Full Version: Pipelines for different processing steps
You're currently viewing a stripped down version of our content. View the full version with proper formatting.
Hi all,
I am having a dataset that I want to try

-different filtering techniques
-different transformations
-different machine learning techniques.

Is there in python a way to set all those different variations I want to try to and then python run all the different possibilities?

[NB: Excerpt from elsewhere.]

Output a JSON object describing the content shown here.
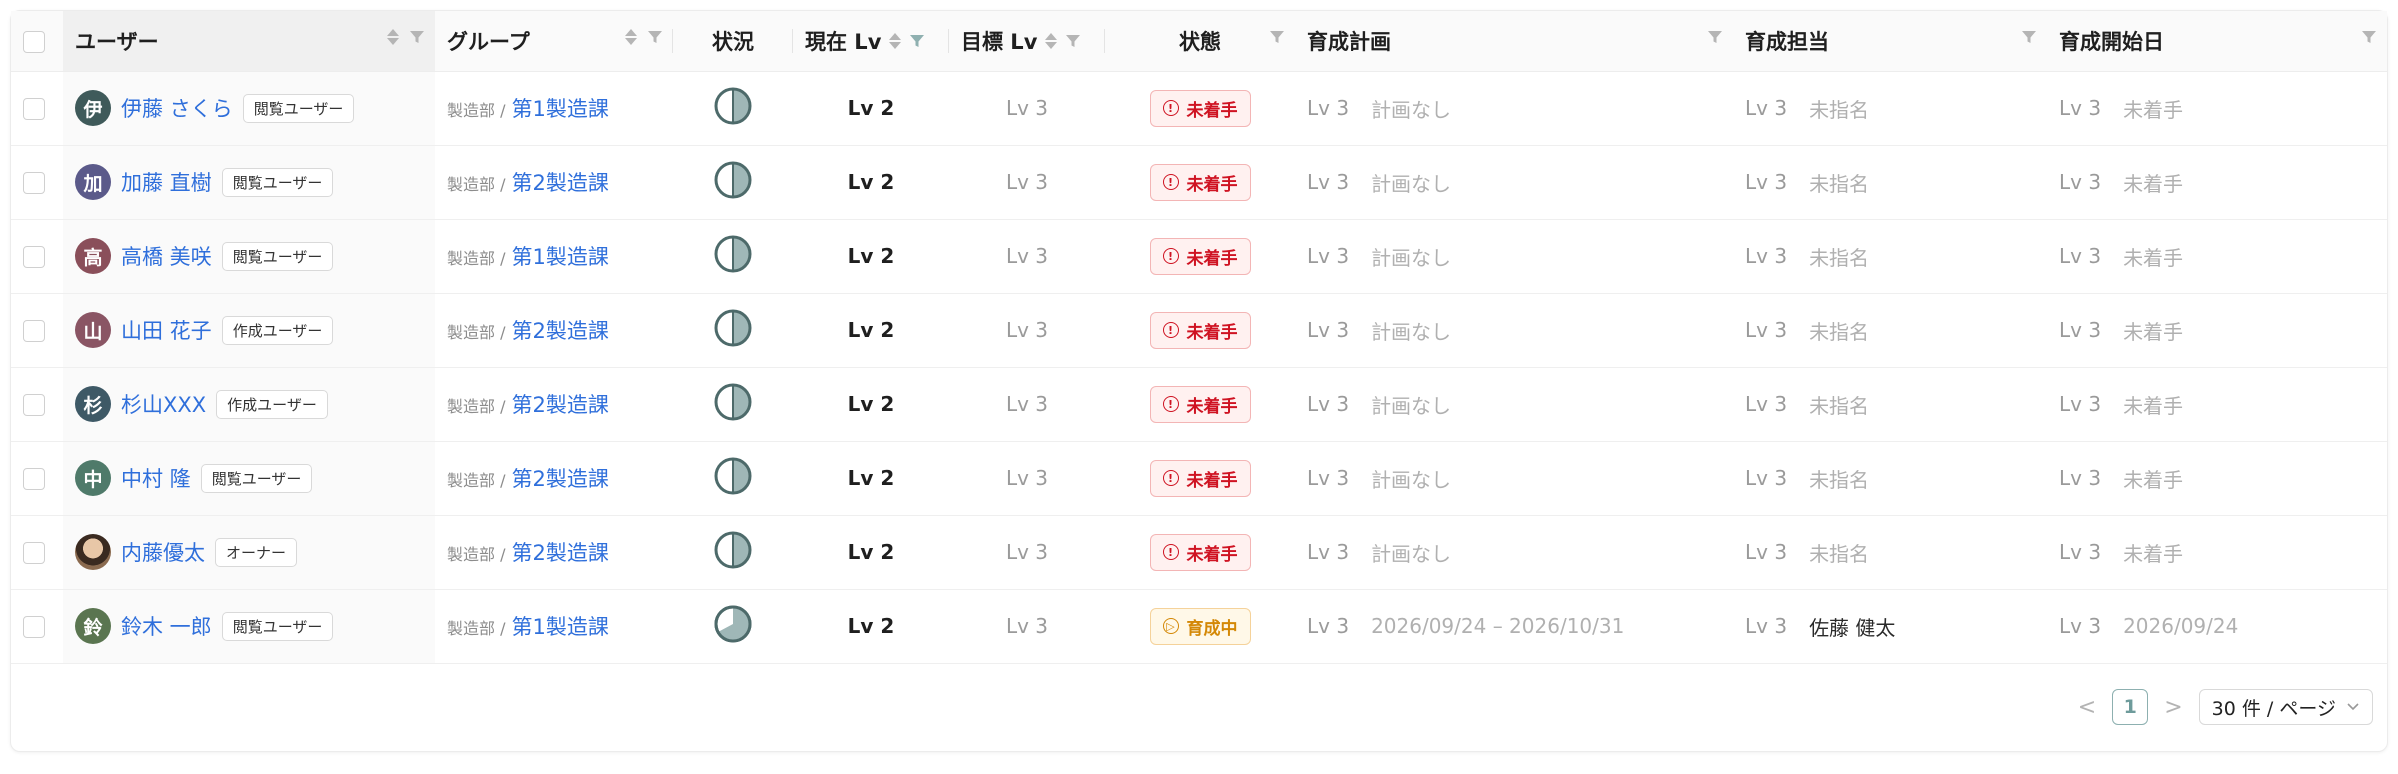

I would like to thank you in advance for your reply.
Regards
Alex
If you are planning to use scikit-learn, you can define your own preprocessing classes, e.g.

def Prep1(BaseEstimator):
    def __init__(self, par1=None):
        self.par1 = None  # or some value

    def fit(self, X, y=None):
        ...
    def transform(self, X):
        ...


def Prep2(BaseEstimator):
    def __init__(self, par1=None):
        self.par1 = par1  # or some value

    def fit(self, X, y=None):
        ...
    def transform(self, X):
        ...
Make a pipeline,

my_pipe = Pipeline(steps =[('prep1', Prep1()),
                    ('prep2', Prep2()),
                     ... # other steps go here
                   ])
Finally, you can use GridSearch to try all possible parameter values, e.g.

pgrid = {
'prep1__par1': [1, 2, 3],
'prep2__par1':  [True, False], 
# maybe other pars for stages in the pipeline
}

search = GridSearchCV(my_pipe, pgrid, n_jobs=-1)
search.fit(X, y)
This is just pseudocode. As a starting point you can look at the example in official docs.
Thanks I have seen pipelines before and I think is mostly for calling the estimators. Can we have a pre-step on the filtering and data scaling?
Like try this or that filtering and this or that data scaling
(Jun-05-2020, 06:08 AM)dervast Wrote: [ -> ]Can we have a pre-step on the filtering and data scaling?
Yes, we can! If you look at the example, it includes StandardScaler as a step in the pipeline. StandardScaler has its own set of kwargs, e.g. with_mean, with_std.
So, you can organize pgrid

pgrid = {
'scaler__with_mean': [True, False],
'svc__C':  [1, 10], 
}
and use all of this in GridSearchCV. Thus, data scaling step is incorporated into one model.
Finally, GridSearchCV allows to find best combination of parameters that influence not only
classification step, but preprocessing (scaling) too. Nothing prevents you to do the same thing for data filtering. Define FilterData class (you can use the source code of StandardScaler as example) and incorporate it into a pipeline.